When I was a kid, I often dreaded weekends a little bit. Or maybe a lot. I look back on things now and realize how lucky I was to live in the country. Now, I long for space and peace and quiet. Even as a kid, there were things I loved about living away from the nearest town and neighbors — things I wouldn’t have traded. But the weekend presented a bit of a challenge for my restless spirit.
My parents were not people who went anywhere on the weekends, other than church. My dad, especially, is a homebody. Even now, he hardly ever goes anywhere. My mom, if she feels the desire to see something other than the four walls of her house, will head out without him. He has mellowed over the years. When I was growing up, he was absolutely in charge of where we went, when we went there, and how long we stayed.

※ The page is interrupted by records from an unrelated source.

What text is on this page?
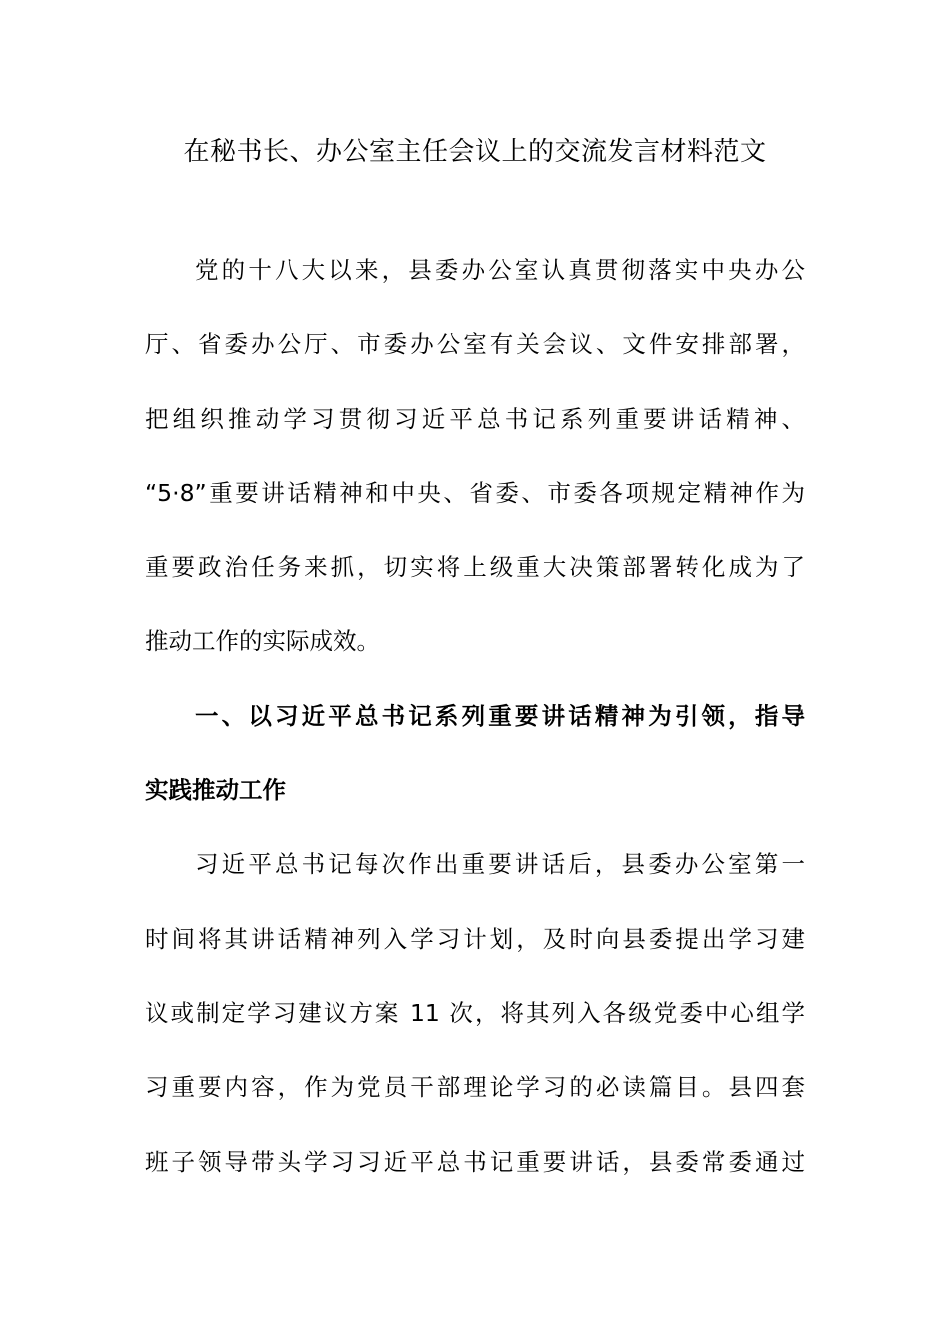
在秘书长、办公室主任会议上的交流发言材料范文
党的十八大以来，县委办公室认真贯彻落实中央办公
厅、省委办公厅、市委办公室有关会议、文件安排部署，
把组织推动学习贯彻习近平总书记系列重要讲话精神、
“5·8”重要讲话精神和中央、省委、市委各项规定精神作为
重要政治任务来抓，切实将上级重大决策部署转化成为了
推动工作的实际成效。
一、以习近平总书记系列重要讲话精神为引领，指导
实践推动工作
习近平总书记每次作出重要讲话后，县委办公室第一
时间将其讲话精神列入学习计划，及时向县委提出学习建
议或制定学习建议方案 11 次，将其列入各级党委中心组学
习重要内容，作为党员干部理论学习的必读篇目。县四套
班子领导带头学习习近平总书记重要讲话，县委常委通过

At least, during the weeks when he was home from work. Even when he was gone for work, though, he was still kind of in charge because there was a very strict budget to follow. We didn’t dare step outside its lines.
The weekends seemed to stretch in front of me: this block of time, with a space carved out for church, that seemed almost impossible to fill. TV wasn’t allowed, especially during the day, and we lived in a four room house. Four rooms: two bedrooms, a tiny bathroom, and a combination kitchen / living room. It’s not like there were places to go for a change of scenery.
Instead, I changed the scenery inside my head. I read a lot. I wrote, although I was too shy to show my work to anyone. When the weather allowed, I rode my horse. I played with my dog and my cats. But I felt jealous of my friends, who lived closer to town or who were allowed to venture into town from the country. I felt lonely and bored and, often, more than a little bit trapped.
Today, it often seems as if my life is too busy. I live in a large metropolitan area, where I am forced to deal with traffic and rude people — sometimes on a minute-by-minute basis, it seems! There is no quiet here. Our house is near the metro tracks and a highway. Even with the sound wall nearby, we hear honks, screeches, and the click-clack of the train well into the night from our bedroom upstairs. We live in a townhouse, so there isn’t much space. Our yard is the size of a postage stamp, and our house is connected to our neighbors’ houses. And we can reach restaurants, shopping, school, church, movies … and any variety of entertainment options … within less than an hour, depending on traffic. I am coming and going all the time. Some weeks, it feels almost as if I am never home, between school activities, church activities, and errands.
Even at home, there always seems to be something to do. There is something to clean. There are dogs to tend to. There is a cat box to clean. There are hamster cages to wash. There are meals to fix. There is a child to mother. There are expectations to fulfill. And laundry — of course, there is always laundry, laundry, and more laundry! Even writing devolves into some kind of chore, instead of the escape it used to be. It becomes harder and harder for me to turn my brain off to let the words flow, especially when people are counting on me to finish my writing projects. It’s a lot of pressure when people expect things from you. I’m not saying this is a bad thing. I’m saying it’s something I am not yet skilled at dealing with regarding my writing.
In many ways, I now have the life I thought I wanted in my youth. Now, of course, I long for many of the things I used to have. I suppose human nature is like that. The grass is always greener on the other side, as the saying goes. But, one thing that has come out of growing up is that I appreciate a free weekend more. Now, when faced with a long Saturday — a day with no appointments to keep and nothing in particular to do — I no longer feel restless or annoyed. Instead, I think to myself, “This is Bliss.”